Amanda Hill, 40, Duke Street, Cardiff

'We've lost a few friends on the streets'

started selling The Big Issue about six months ago after I was arrested three times in two weeks for begging. I was fined £500 and that left me with nothing. The Big Issue’s outreach team had been asking me for ages to start selling the magazine. So that is when I took it seriously. And The Big Issue has been a big help – I had no confidence when I started selling, but it has really helped me to feel more confident. I have also been able to get myself off drugs and have been clean for a while.

As well as selling the magazine, I’m a carer for my husband, who is losing his sight. He’s almost completely blind and has some mental health problems. We have been together for nine years and married for four.

I met him in a care home when I was visiting my brother. I wasn’t looking for a relationship – I’d been in a violent one before so I’d been single for four years – but we got talking, started flirting then fell in love. He’s great and so caring and loving, but losing his sight is hard on him.

I’ve been on the march many times. I love it

We are in temporary accommodation as of three months ago and it wouldn’t have been possible without The Big Issue. Over the winter we were staying in a tent and it was horrible. During the snow and the Beast from the East it was difficult to maintain body heat and our tent broke so our clothes were constantly wet through.

Another person who was sleeping rough across from us in the park actually died in the cold. We have lost quite a few friends and family on the streets.

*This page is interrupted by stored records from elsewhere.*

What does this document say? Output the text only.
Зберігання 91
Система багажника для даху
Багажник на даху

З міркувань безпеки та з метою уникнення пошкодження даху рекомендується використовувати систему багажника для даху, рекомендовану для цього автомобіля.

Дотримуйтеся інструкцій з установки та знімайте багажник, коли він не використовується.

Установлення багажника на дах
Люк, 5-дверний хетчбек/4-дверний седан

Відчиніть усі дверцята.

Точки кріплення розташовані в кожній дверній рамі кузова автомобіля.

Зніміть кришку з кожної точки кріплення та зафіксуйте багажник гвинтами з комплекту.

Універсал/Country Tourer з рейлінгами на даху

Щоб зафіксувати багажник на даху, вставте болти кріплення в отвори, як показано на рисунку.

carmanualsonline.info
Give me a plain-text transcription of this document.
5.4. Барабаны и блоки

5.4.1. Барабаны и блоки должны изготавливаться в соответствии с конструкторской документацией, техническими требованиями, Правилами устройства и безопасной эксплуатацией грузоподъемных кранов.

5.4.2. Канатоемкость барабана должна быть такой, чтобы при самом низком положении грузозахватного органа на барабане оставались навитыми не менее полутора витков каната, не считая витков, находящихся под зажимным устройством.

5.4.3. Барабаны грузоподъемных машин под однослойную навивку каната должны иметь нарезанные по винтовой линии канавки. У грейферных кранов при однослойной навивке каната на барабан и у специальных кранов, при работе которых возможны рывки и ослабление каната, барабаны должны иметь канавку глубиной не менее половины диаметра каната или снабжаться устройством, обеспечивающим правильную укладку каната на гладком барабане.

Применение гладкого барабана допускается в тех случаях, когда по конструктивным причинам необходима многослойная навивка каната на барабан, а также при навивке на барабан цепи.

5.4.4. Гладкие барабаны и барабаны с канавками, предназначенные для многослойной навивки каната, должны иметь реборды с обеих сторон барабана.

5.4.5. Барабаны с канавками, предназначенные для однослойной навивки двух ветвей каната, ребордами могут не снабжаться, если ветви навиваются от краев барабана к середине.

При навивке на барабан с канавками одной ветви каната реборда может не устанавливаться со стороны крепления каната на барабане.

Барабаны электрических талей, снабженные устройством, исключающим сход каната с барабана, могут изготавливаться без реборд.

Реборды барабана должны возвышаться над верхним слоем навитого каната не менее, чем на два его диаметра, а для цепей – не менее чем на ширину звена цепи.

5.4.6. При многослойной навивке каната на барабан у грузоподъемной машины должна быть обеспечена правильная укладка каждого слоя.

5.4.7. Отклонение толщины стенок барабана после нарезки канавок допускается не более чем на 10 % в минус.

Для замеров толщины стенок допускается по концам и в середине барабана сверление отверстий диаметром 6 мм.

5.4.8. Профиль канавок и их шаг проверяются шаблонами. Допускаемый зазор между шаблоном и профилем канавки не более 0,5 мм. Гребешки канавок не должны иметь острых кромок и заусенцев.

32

It’s really hard to juggle caring for my husband as well as selling The Big Issue. Having an address is helping me to get medication for him so things are starting to get better. I’m saving up for a card machine so I can sell a few more magazines – I get a lot of people saying they don’t have any cash.

This week in the magazine you can read about the impact the Spice Girls made on people’s lives. I loved Girl Power and how each member was so distinct. There’s also a piece looking at how Britain became ‘don’t it yourself’. I do all the DIY because of the skills I learned living on my own before I got married. And there’s an investigation into library closures. I think it’s sad to see them go – I’ve got into reading again and they’re important places for using computers and making phone calls.

I’ll be selling at Pride this weekend – it’s a big thing that I have supported for years. A couple of my family members are gay. I’ve been on the march many times. I love it. And my family and friends will be there again this time to march with me.

I may be married to a man, but I am pansexual and how I feel is that if you love someone it doesn’t matter about their sex or gender, it’s about who the person is on the inside.

When I realised I was pansexual I didn’t put it on Facebook and I didn’t feel I could tell many people other than my family and a few close friends. I do think there is still some discrimination there and it is events like Pride that help to fix that.

Casting my mind back

I haven’t got any gear or tackle at the moment but I’d love to get back into fishing. I started at the age of three when my dad was part of the boat club and I’d love to get back to it – I was really good.

Getting fit

I used to swim for Cardiff when I was at school. I was up early to train for an hour before school and a couple of hours afterwards. Now I’m on medication and I’m able to exercise, I’m looking forward to doing it again.